Concern over trustworthiness of the process is reasonable and it is not without precedent. Take, for example, this statement by one country’s delegate at a previous meeting on the subject of an international enforcement regime:
Some of the proposals tended to minimize judicial supervision…. In the view of his delegation, judicial supervision was of the utmost importance, for it alone could ensure that justice was done.
The above objection, however, was not made in reference to the proposed mediation convention. It comes from the May 1958 travaux préparatoires for the New York Convention on foreign arbitral awards.
And the delegation expressing this concern? The United States.
As everyone today knows, the New York Convention went on to become the primary motor behind the growth of international arbitration, and the USA itself today has a robust international arbitration practice.
Objections to the New York Convention in 1958 were based on how dispute resolution was perceived and practiced at the time. Since then, decades of practice and legislative adaptation have shown them to be largely unfounded.
If concern over standards were equally applicable to both mediation and arbitration, it would put mediation in a good light. Mediation today is ahead of arbitration in developing national and international standards, and it should be undisputed that modern mediation practice is leaps and bounds beyond where arbitration was in 1958.
In many countries, mediators are regularly subjected to certification and continuing legal education requirements, while arbitrators are not. In fact, the UNCITRAL commissioners need not leave Vienna to find sound examples of mediation’s deep roots domestically and the introduction of modern safeguards. In 1869, Austria established a legal basis for enforcing settlement agreements reached before municipal conciliation offices (Gemeindevermittlungsamt), and in 2004 was one of the first countries in the EU to enact a law that sets out quality standards for mediators and proceedings.
Internationally, arbitration still cannot boast an equivalent of the International Mediation Institute (IMI), a body whose sole purpose is to set quality standards and whose governing board includes users and the representatives of leading mediation and international arbitration institutions.
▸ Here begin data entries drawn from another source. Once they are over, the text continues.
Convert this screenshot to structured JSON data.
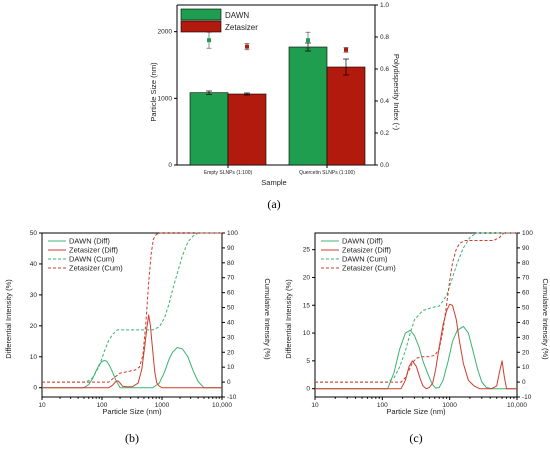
{
  "colors": {
    "dawn": "#1e9e4e",
    "zetasizer": "#b21a0e",
    "dawn_line": "#3cb371",
    "zeta_line": "#d13b2c"
  },
  "panel_labels": [
    "(a)",
    "(b)",
    "(c)"
  ],
  "chart_data": [
    {
      "panel": "(a)",
      "type": "bar",
      "title": "",
      "xlabel": "Sample",
      "ylabel": "Particle Size (nm)",
      "y2label": "Polydispersity Index (-)",
      "categories": [
        "Empty SLNPs (1:100)",
        "Quercetin SLNPs (1:100)"
      ],
      "ylim": [
        0,
        2400
      ],
      "yticks": [
        0,
        1000,
        2000
      ],
      "y2lim": [
        0,
        1.0
      ],
      "y2ticks": [
        "0.0",
        "0.2",
        "0.4",
        "0.6",
        "0.8",
        "1.0"
      ],
      "legend_position": "top-left",
      "series": [
        {
          "name": "DAWN",
          "values": [
            1085,
            1770
          ],
          "errors": [
            25,
            60
          ],
          "pdi": [
            0.78,
            0.78
          ],
          "pdi_errors": [
            0.05,
            0.05
          ]
        },
        {
          "name": "Zetasizer",
          "values": [
            1065,
            1470
          ],
          "errors": [
            15,
            120
          ],
          "pdi": [
            0.74,
            0.72
          ],
          "pdi_errors": [
            0.02,
            0.015
          ]
        }
      ]
    },
    {
      "panel": "(b)",
      "type": "line",
      "xscale": "log",
      "xlim": [
        10,
        10000
      ],
      "xticks": [
        "10",
        "100",
        "1000",
        "10,000"
      ],
      "xlabel": "Particle Size (nm)",
      "ylabel": "Differential Intensity (%)",
      "y2label": "Cumulative Intensity (%)",
      "ylim": [
        -3,
        50
      ],
      "yticks": [
        0,
        10,
        20,
        30,
        40,
        50
      ],
      "y2lim": [
        -10,
        100
      ],
      "y2ticks": [
        -10,
        0,
        10,
        20,
        30,
        40,
        50,
        60,
        70,
        80,
        90,
        100
      ],
      "legend_position": "top-left",
      "series": [
        {
          "name": "DAWN (Diff)",
          "axis": "left",
          "style": "solid",
          "color": "dawn",
          "x": [
            10,
            50,
            60,
            70,
            80,
            90,
            100,
            110,
            120,
            135,
            150,
            170,
            200,
            300,
            500,
            700,
            900,
            1100,
            1300,
            1500,
            1800,
            2200,
            2700,
            3300,
            4000,
            5000,
            10000
          ],
          "y": [
            0,
            0,
            1.0,
            3.0,
            5.5,
            7.5,
            8.5,
            8.8,
            8.5,
            7.0,
            5.0,
            2.5,
            0,
            0,
            0,
            0,
            1.5,
            5.0,
            9.0,
            11.5,
            13.0,
            12.5,
            10.0,
            5.5,
            2.0,
            0,
            0
          ]
        },
        {
          "name": "Zetasizer (Diff)",
          "axis": "left",
          "style": "solid",
          "color": "zetasizer",
          "x": [
            10,
            130,
            150,
            170,
            185,
            200,
            220,
            260,
            320,
            400,
            460,
            520,
            560,
            600,
            640,
            700,
            760,
            820,
            900,
            1000,
            1200,
            10000
          ],
          "y": [
            0,
            0,
            0.8,
            2.0,
            2.2,
            1.5,
            0.5,
            0.3,
            0.3,
            1.5,
            6.0,
            14.0,
            19.5,
            23.5,
            20.0,
            12.0,
            5.0,
            1.5,
            0.5,
            0,
            0,
            0
          ]
        },
        {
          "name": "DAWN (Cum)",
          "axis": "right",
          "style": "dashed",
          "color": "dawn",
          "x": [
            10,
            50,
            60,
            70,
            80,
            90,
            100,
            110,
            130,
            150,
            180,
            200,
            300,
            500,
            700,
            900,
            1100,
            1300,
            1500,
            1800,
            2200,
            2700,
            3300,
            4000,
            5000,
            10000
          ],
          "y": [
            0,
            0,
            1,
            3,
            7,
            11,
            16,
            21,
            28,
            32,
            35,
            35,
            35,
            35,
            35,
            37,
            43,
            52,
            62,
            73,
            85,
            94,
            98,
            100,
            100,
            100
          ]
        },
        {
          "name": "Zetasizer (Cum)",
          "axis": "right",
          "style": "dashed",
          "color": "zetasizer",
          "x": [
            10,
            130,
            160,
            200,
            260,
            350,
            420,
            480,
            540,
            600,
            660,
            720,
            800,
            900,
            1000,
            10000
          ],
          "y": [
            0,
            0,
            3,
            6,
            7,
            8,
            10,
            18,
            40,
            67,
            86,
            96,
            99,
            100,
            100,
            100
          ]
        }
      ]
    },
    {
      "panel": "(c)",
      "type": "line",
      "xscale": "log",
      "xlim": [
        10,
        10000
      ],
      "xticks": [
        "10",
        "100",
        "1000",
        "10,000"
      ],
      "xlabel": "Particle Size (nm)",
      "ylabel": "Differential Intensity (%)",
      "y2label": "Cumulative Intensity (%)",
      "ylim": [
        -1.5,
        28
      ],
      "yticks": [
        0,
        5,
        10,
        15,
        20,
        25
      ],
      "y2lim": [
        -10,
        100
      ],
      "y2ticks": [
        -10,
        0,
        10,
        20,
        30,
        40,
        50,
        60,
        70,
        80,
        90,
        100
      ],
      "legend_position": "top-left",
      "series": [
        {
          "name": "DAWN (Diff)",
          "axis": "left",
          "style": "solid",
          "color": "dawn",
          "x": [
            10,
            120,
            150,
            180,
            220,
            260,
            300,
            350,
            400,
            480,
            550,
            620,
            700,
            800,
            950,
            1100,
            1300,
            1600,
            1900,
            2200,
            2600,
            3000,
            3500,
            4200,
            5000,
            10000
          ],
          "y": [
            0,
            0,
            3.0,
            7.0,
            10.0,
            10.5,
            9.5,
            7.5,
            5.0,
            2.5,
            0.8,
            0.1,
            0.2,
            1.5,
            5.0,
            8.5,
            10.5,
            11.2,
            10.0,
            7.0,
            3.5,
            1.2,
            0.2,
            0,
            0,
            0
          ]
        },
        {
          "name": "Zetasizer (Diff)",
          "axis": "left",
          "style": "solid",
          "color": "zetasizer",
          "x": [
            10,
            190,
            220,
            250,
            280,
            320,
            360,
            400,
            450,
            500,
            560,
            620,
            700,
            800,
            900,
            1000,
            1100,
            1250,
            1400,
            1600,
            1900,
            2300,
            2800,
            3400,
            4200,
            5000,
            5500,
            6000,
            6500,
            7000,
            10000
          ],
          "y": [
            0,
            0,
            1.5,
            4.0,
            5.0,
            4.0,
            2.0,
            0.5,
            0,
            0.2,
            1.0,
            3.5,
            7.5,
            11.5,
            14.0,
            15.2,
            15.0,
            12.5,
            8.5,
            4.5,
            1.5,
            0.5,
            0,
            0,
            0,
            0.5,
            3.0,
            5.0,
            2.0,
            0,
            0
          ]
        },
        {
          "name": "DAWN (Cum)",
          "axis": "right",
          "style": "dashed",
          "color": "dawn",
          "x": [
            10,
            120,
            150,
            180,
            220,
            260,
            300,
            400,
            550,
            700,
            900,
            1100,
            1300,
            1600,
            2000,
            2500,
            3000,
            3500,
            10000
          ],
          "y": [
            0,
            0,
            3,
            10,
            21,
            33,
            42,
            48,
            50,
            51,
            58,
            70,
            80,
            90,
            97,
            100,
            100,
            100,
            100
          ]
        },
        {
          "name": "Zetasizer (Cum)",
          "axis": "right",
          "style": "dashed",
          "color": "zetasizer",
          "x": [
            10,
            190,
            220,
            250,
            280,
            320,
            400,
            500,
            600,
            700,
            800,
            900,
            1000,
            1100,
            1250,
            1400,
            1700,
            2500,
            4500,
            5500,
            6000,
            6500,
            7000,
            10000
          ],
          "y": [
            0,
            0,
            3,
            8,
            13,
            16,
            17,
            17,
            18,
            22,
            35,
            52,
            68,
            80,
            89,
            93,
            95,
            95,
            95,
            97,
            99,
            100,
            100,
            100
          ]
        }
      ]
    }
  ]
}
Fortunately, concern over the trustworthiness of mediation has been raised by only a few countries, and the chances for work to proceed on the proposed convention seem relatively good. Other countries have raised questions more about the practicalities of how a new mediation convention would operate, one mistakenly casts mediation as a threat to international arbitration, many have expressed no preferences at all, and then there are those who are unequivocally positive.
In the positive camp, not surprisingly, is Singapore, a global center of international dispute resolution with an undisguised desire to grow its market share. In its comments to the proposed mediation convention, Singapore stated that the country is, “generally supportive of mediation/conciliation processes, and the enhanced enforceability of international mediated/conciliated settlement agreements will be useful for mediation users.”
With consensual forms of dispute resolution increasingly being adopted for resolving 21st century conflicts, it will be interesting to see which direction UNCITRAL takes at this crossroads in Vienna, towards ideas for the future or concerns from the past.